Messenger RNA degradation plays a key and universal role in the post-transcriptional control of gene expression. By governing the number of times that a message can be translated by ribosomes, it has a direct impact on levels of protein synthesis. In both prokaryotic and eukaryotic organisms, mRNA lifetimes can differ by up to two orders of magnitude, with proportionate effects on protein production.
In E. coli, mRNA decay involves the sequential action of endonucleases and 3′ exonucleases and is often triggered by pyrophosphate removal from the 5′ end (Condon, 2007; Celesnik et al., 2007; Deana et al., 2008). The endonuclease that is most important for message turnover in that species is RNase E, which is thought to participate in the degradation of most E. coli mRNAs as well as in rRNA and tRNA maturation (Apirion, 1978; Ono & Kuwano, 1979; Mudd et al., 1990; Babitzke & Kushner, 1991; Melefors & von Gabain, 1991; Taraseviciene et al., 1991; Ow & Kushner, 2002; Li & Deutscher, 2002). RNase E cuts RNA within single-stranded regions that are AU-rich, and it is particularly effective at cleaving degradation or processing intermediates that are monophosphorylated at the 5′ end due to pyrophosphate removal or endonucleolytic cleavage (McDowall et al., 1994; Mackie, 1998). In view of its many crucial biological functions, it is not surprising that RNase E is an essential E. coli enzyme and that its overproduction or underproduction can impede cell growth (Apirion, 1978; Claverie-Martin et al., 1991; Jain et al., 2002).

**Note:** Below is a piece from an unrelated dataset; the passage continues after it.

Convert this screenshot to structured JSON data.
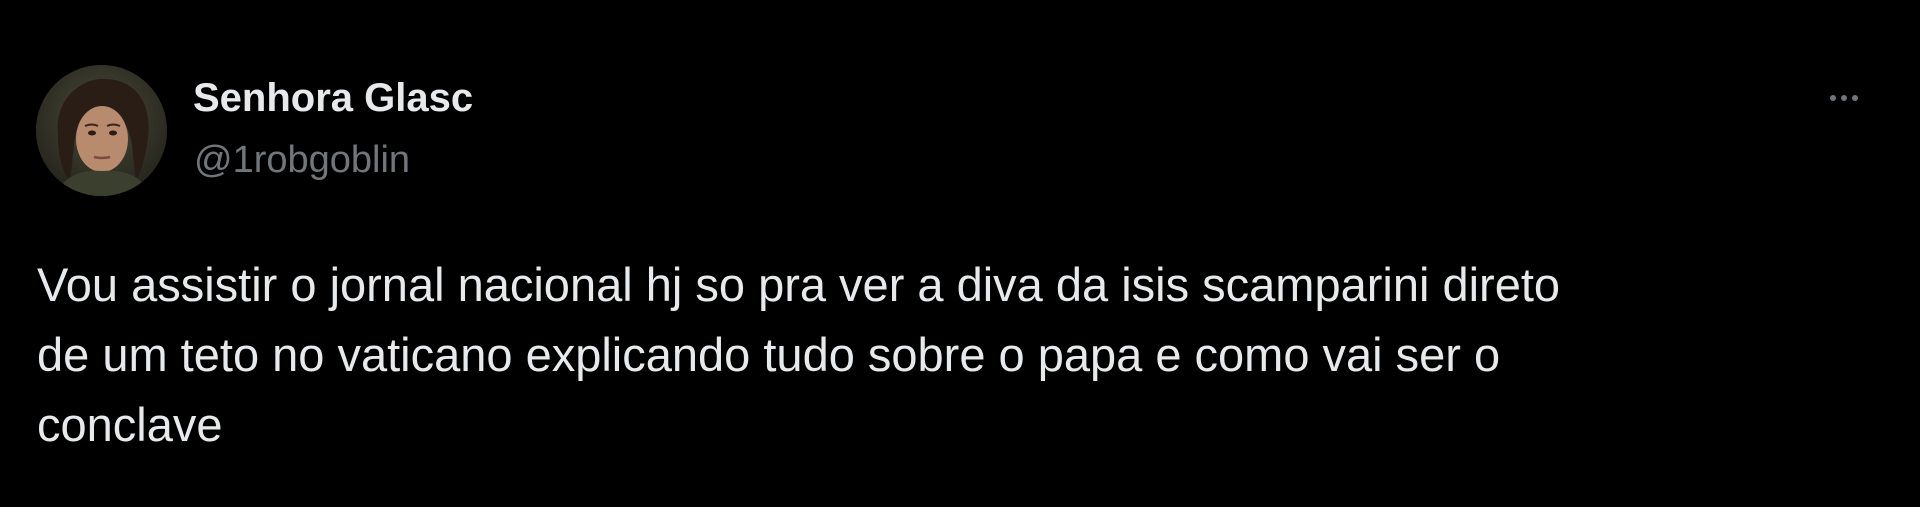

To ensure a steady supply of this protein, E. coli and related bacteria have evolved a homeostatic mechanism for tightly regulating its synthesis by modulating the decay rate of rne (RNase E) mRNA in response to changes in cellular RNase E activity (Jain & Belasco, 1995). Feedback regulation by RNase E is mediated in cis by the rne 5′ untranslated region (UTR), which can confer this property onto heterologous messages to which it is fused (Jain & Belasco, 1995). The rne 5′ UTR is composed of six structural domains (Figure 1), two of which, the simple stem-loop hp2 and the branched stem-loop hp3, contribute to feedback regulation (Diwa et al., 2000). Mutational and phylogenetic studies have attributed the influence of rne hp2 to its uppermost region, which comprises a conserved internal loop and an apical hairpin loop separated by two base pairs (Diwa & Belasco, 2002). However, little is known about the mechanism by which this stem-loop directs feedback regulation by RNase E.
Here we show that, although the effector region at the top of rne hp2 is a poor target for cleavage by RNase E, it nonetheless binds to that enzyme with a specificity that reflects its regulatory activity. These results suggest that the upper portion of hp2 helps to mediate feedback regulation by binding directly to RNase E and facilitating cleavage elsewhere in the rne transcript.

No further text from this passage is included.